No bounties in CIS, Queen’s coach says

Football coach Pat Sheahan remembers a time when there wasn’t a rule against tackling receivers who were about to catch a ball.

“You’d get these guys completely exposed, hit in the midsection,” he said. “It looked marvelous from the stands — a guy does a 360 and lands on his head — but how ethical was it?”

The game has changed a lot since Sheahan started coaching high school football about 35 years ago.

“The whole concussion discussion has mushroomed in a big way over the last couple of years,” he said. “There just seems to be more of them.”

“It’s a rough, tough game, but everybody should walk off the field at the end of the day.”

The NFL announced two weeks ago that the New Orleans Saints operated a bounty system since 2009 that paid players for injuring opponents. Sheahan said he hadn’t come across any bounty systems like the Saints’ in the CIS.

“In a collision sport like football, somebody gets hurt and to know that some guy got a $100 bonus for taking a shot at him,” he said. “Fairly unscrupulous coaching … I don’t think we’re ethically perfect in Canada, on a number of levels, but I don’t believe there are coaches out there willfully trying to hurt or injure people.

“We’re breeding a culture of football player where — even at the NFL — that’s happening less and less … When guys are deemed to be defenceless, they’re given the benefit of the doubt by their opponent and they’re not being knocked into the middle of next week.”

Sheahan has overheard his defensive players talking about roughing up opponents, but he said he’s certain they’re not serious.

“Even if they use what I would consider to be defamatory language like ‘Okay, I’m going to knock that guy out,’ they don’t really mean that,” he said.

This season, quarterback Billy McPhee injured his rib in the last game of the regular season and sat out playoff games against the Wilfrid Laurier Golden Hawks and the McMaster Marauders. Sheahan said McPhee’s case was a prime example of how an injury to an important player can hurt a team.

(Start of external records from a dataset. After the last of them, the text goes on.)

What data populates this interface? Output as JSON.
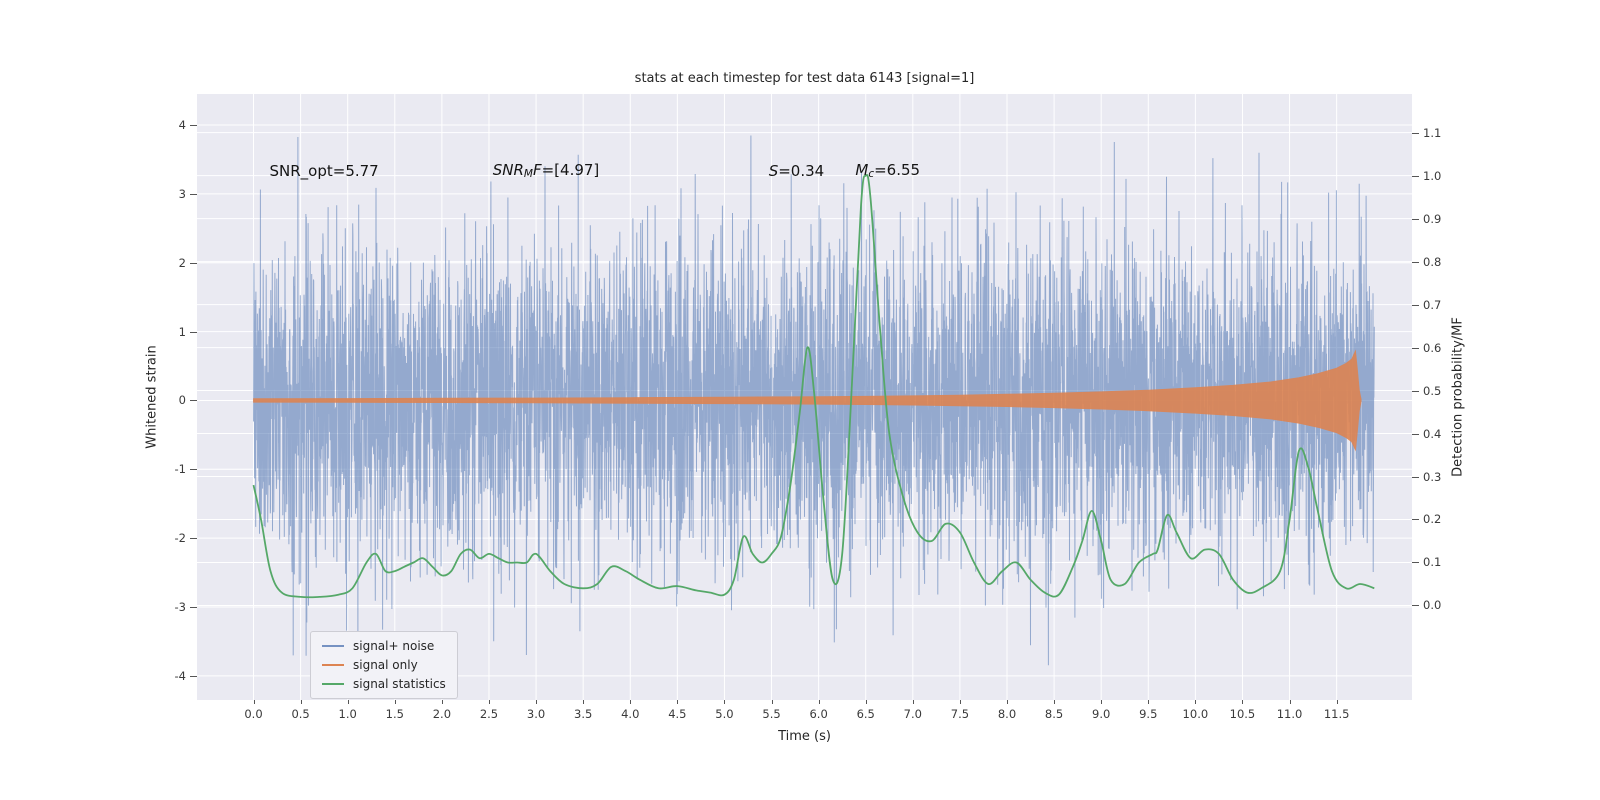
{
  "chart_data": {
    "type": "line",
    "title": "stats at each timestep for test data 6143 [signal=1]",
    "xlabel": "Time (s)",
    "ylabel_left": "Whitened strain",
    "ylabel_right": "Detection probability/MF",
    "xlim": [
      -0.6,
      12.3
    ],
    "ylim_left": [
      -4.35,
      4.45
    ],
    "ylim_right": [
      -0.22,
      1.19
    ],
    "x_ticks": [
      0,
      0.5,
      1,
      1.5,
      2,
      2.5,
      3,
      3.5,
      4,
      4.5,
      5,
      5.5,
      6,
      6.5,
      7,
      7.5,
      8,
      8.5,
      9,
      9.5,
      10,
      10.5,
      11,
      11.5
    ],
    "y_ticks_left": [
      -4,
      -3,
      -2,
      -1,
      0,
      1,
      2,
      3,
      4
    ],
    "y_ticks_right": [
      0,
      0.1,
      0.2,
      0.3,
      0.4,
      0.5,
      0.6,
      0.7,
      0.8,
      0.9,
      1,
      1.1
    ],
    "grid": true,
    "background": "#eaeaf2",
    "grid_color": "#ffffff",
    "annotations": [
      {
        "x": 0.17,
        "y": 3.2,
        "segments": [
          {
            "text": "SNR_opt=5.77"
          }
        ]
      },
      {
        "x": 2.54,
        "y": 3.2,
        "segments": [
          {
            "text": "SNR",
            "italic": true
          },
          {
            "text": "M",
            "italic": true,
            "sub": true
          },
          {
            "text": "F",
            "italic": true
          },
          {
            "text": "=[4.97]"
          }
        ]
      },
      {
        "x": 5.47,
        "y": 3.2,
        "segments": [
          {
            "text": "S",
            "italic": true
          },
          {
            "text": "=0.34"
          }
        ]
      },
      {
        "x": 6.39,
        "y": 3.2,
        "segments": [
          {
            "text": "M",
            "italic": true
          },
          {
            "text": "c",
            "italic": true,
            "sub": true
          },
          {
            "text": "=6.55"
          }
        ]
      }
    ],
    "legend": {
      "position": "lower left"
    },
    "series": [
      {
        "name": "signal+ noise",
        "type": "noise",
        "axis": "left",
        "color": "#4C72B0",
        "opacity": 0.55,
        "x_range": [
          0,
          11.9
        ],
        "n_points": 5200,
        "sigma": 1.15,
        "seed": 6143
      },
      {
        "name": "signal only",
        "type": "envelope",
        "axis": "left",
        "color": "#DD8452",
        "opacity": 0.9,
        "points": [
          [
            0,
            0.025
          ],
          [
            1,
            0.028
          ],
          [
            2,
            0.032
          ],
          [
            3,
            0.036
          ],
          [
            4,
            0.042
          ],
          [
            5,
            0.048
          ],
          [
            6,
            0.055
          ],
          [
            6.5,
            0.06
          ],
          [
            7,
            0.068
          ],
          [
            7.5,
            0.078
          ],
          [
            8,
            0.09
          ],
          [
            8.5,
            0.105
          ],
          [
            9,
            0.125
          ],
          [
            9.5,
            0.15
          ],
          [
            10,
            0.185
          ],
          [
            10.4,
            0.22
          ],
          [
            10.8,
            0.27
          ],
          [
            11.1,
            0.33
          ],
          [
            11.3,
            0.39
          ],
          [
            11.5,
            0.47
          ],
          [
            11.6,
            0.54
          ],
          [
            11.66,
            0.6
          ],
          [
            11.7,
            0.72
          ],
          [
            11.72,
            0.45
          ],
          [
            11.74,
            0.15
          ],
          [
            11.76,
            0.02
          ]
        ]
      },
      {
        "name": "signal statistics",
        "type": "line",
        "axis": "right",
        "color": "#55A868",
        "opacity": 1,
        "points": [
          [
            0,
            0.28
          ],
          [
            0.08,
            0.2
          ],
          [
            0.18,
            0.08
          ],
          [
            0.3,
            0.03
          ],
          [
            0.5,
            0.02
          ],
          [
            0.7,
            0.02
          ],
          [
            0.9,
            0.025
          ],
          [
            1.05,
            0.04
          ],
          [
            1.2,
            0.1
          ],
          [
            1.3,
            0.12
          ],
          [
            1.4,
            0.08
          ],
          [
            1.5,
            0.08
          ],
          [
            1.6,
            0.09
          ],
          [
            1.7,
            0.1
          ],
          [
            1.8,
            0.11
          ],
          [
            1.9,
            0.09
          ],
          [
            2,
            0.07
          ],
          [
            2.1,
            0.08
          ],
          [
            2.2,
            0.12
          ],
          [
            2.3,
            0.13
          ],
          [
            2.4,
            0.11
          ],
          [
            2.5,
            0.12
          ],
          [
            2.6,
            0.11
          ],
          [
            2.7,
            0.1
          ],
          [
            2.8,
            0.1
          ],
          [
            2.9,
            0.1
          ],
          [
            3,
            0.12
          ],
          [
            3.15,
            0.08
          ],
          [
            3.3,
            0.05
          ],
          [
            3.5,
            0.04
          ],
          [
            3.65,
            0.05
          ],
          [
            3.8,
            0.09
          ],
          [
            3.95,
            0.08
          ],
          [
            4.1,
            0.06
          ],
          [
            4.3,
            0.04
          ],
          [
            4.5,
            0.045
          ],
          [
            4.7,
            0.035
          ],
          [
            4.85,
            0.03
          ],
          [
            5,
            0.025
          ],
          [
            5.1,
            0.06
          ],
          [
            5.2,
            0.16
          ],
          [
            5.3,
            0.12
          ],
          [
            5.4,
            0.1
          ],
          [
            5.5,
            0.12
          ],
          [
            5.6,
            0.16
          ],
          [
            5.7,
            0.28
          ],
          [
            5.8,
            0.45
          ],
          [
            5.88,
            0.6
          ],
          [
            5.95,
            0.5
          ],
          [
            6.05,
            0.25
          ],
          [
            6.15,
            0.06
          ],
          [
            6.25,
            0.12
          ],
          [
            6.35,
            0.5
          ],
          [
            6.45,
            0.93
          ],
          [
            6.5,
            1.0
          ],
          [
            6.55,
            0.95
          ],
          [
            6.65,
            0.65
          ],
          [
            6.75,
            0.4
          ],
          [
            6.9,
            0.25
          ],
          [
            7.05,
            0.17
          ],
          [
            7.2,
            0.15
          ],
          [
            7.35,
            0.19
          ],
          [
            7.5,
            0.17
          ],
          [
            7.65,
            0.1
          ],
          [
            7.8,
            0.05
          ],
          [
            7.95,
            0.08
          ],
          [
            8.1,
            0.1
          ],
          [
            8.25,
            0.06
          ],
          [
            8.4,
            0.03
          ],
          [
            8.55,
            0.025
          ],
          [
            8.7,
            0.09
          ],
          [
            8.8,
            0.15
          ],
          [
            8.9,
            0.22
          ],
          [
            9,
            0.15
          ],
          [
            9.1,
            0.06
          ],
          [
            9.25,
            0.05
          ],
          [
            9.4,
            0.1
          ],
          [
            9.55,
            0.12
          ],
          [
            9.6,
            0.13
          ],
          [
            9.7,
            0.21
          ],
          [
            9.8,
            0.17
          ],
          [
            9.95,
            0.11
          ],
          [
            10.1,
            0.13
          ],
          [
            10.25,
            0.12
          ],
          [
            10.4,
            0.06
          ],
          [
            10.55,
            0.03
          ],
          [
            10.7,
            0.04
          ],
          [
            10.9,
            0.08
          ],
          [
            11,
            0.2
          ],
          [
            11.1,
            0.36
          ],
          [
            11.2,
            0.32
          ],
          [
            11.3,
            0.22
          ],
          [
            11.45,
            0.08
          ],
          [
            11.6,
            0.04
          ],
          [
            11.75,
            0.05
          ],
          [
            11.9,
            0.04
          ]
        ]
      }
    ]
  }
}
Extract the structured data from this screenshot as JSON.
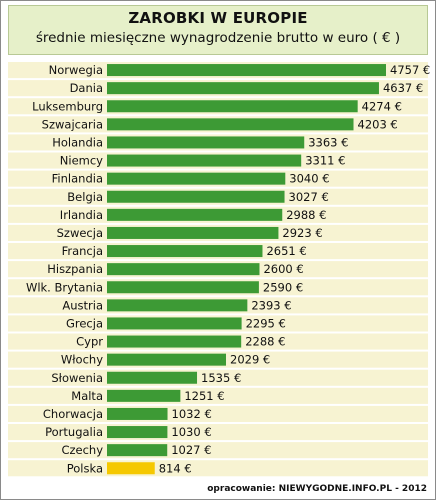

“When the quarterback gets hurt, it has an impact on the team’s success,” Sheahan said. “You can’t whine about that when it happens to you because there’s undoubtedly been times when you’ve benefitted.”

Former Western Mustangs quarterback Mike Faulds suffered a leg injury when Queen’s beat the Mustangs in the 2009 Yates Cup. Sheahan said Faulds’ injury may have had an impact on the game.

“It probably comes out even, the number of times you having a guy injured hurt you and somebody else having an injury helped you.”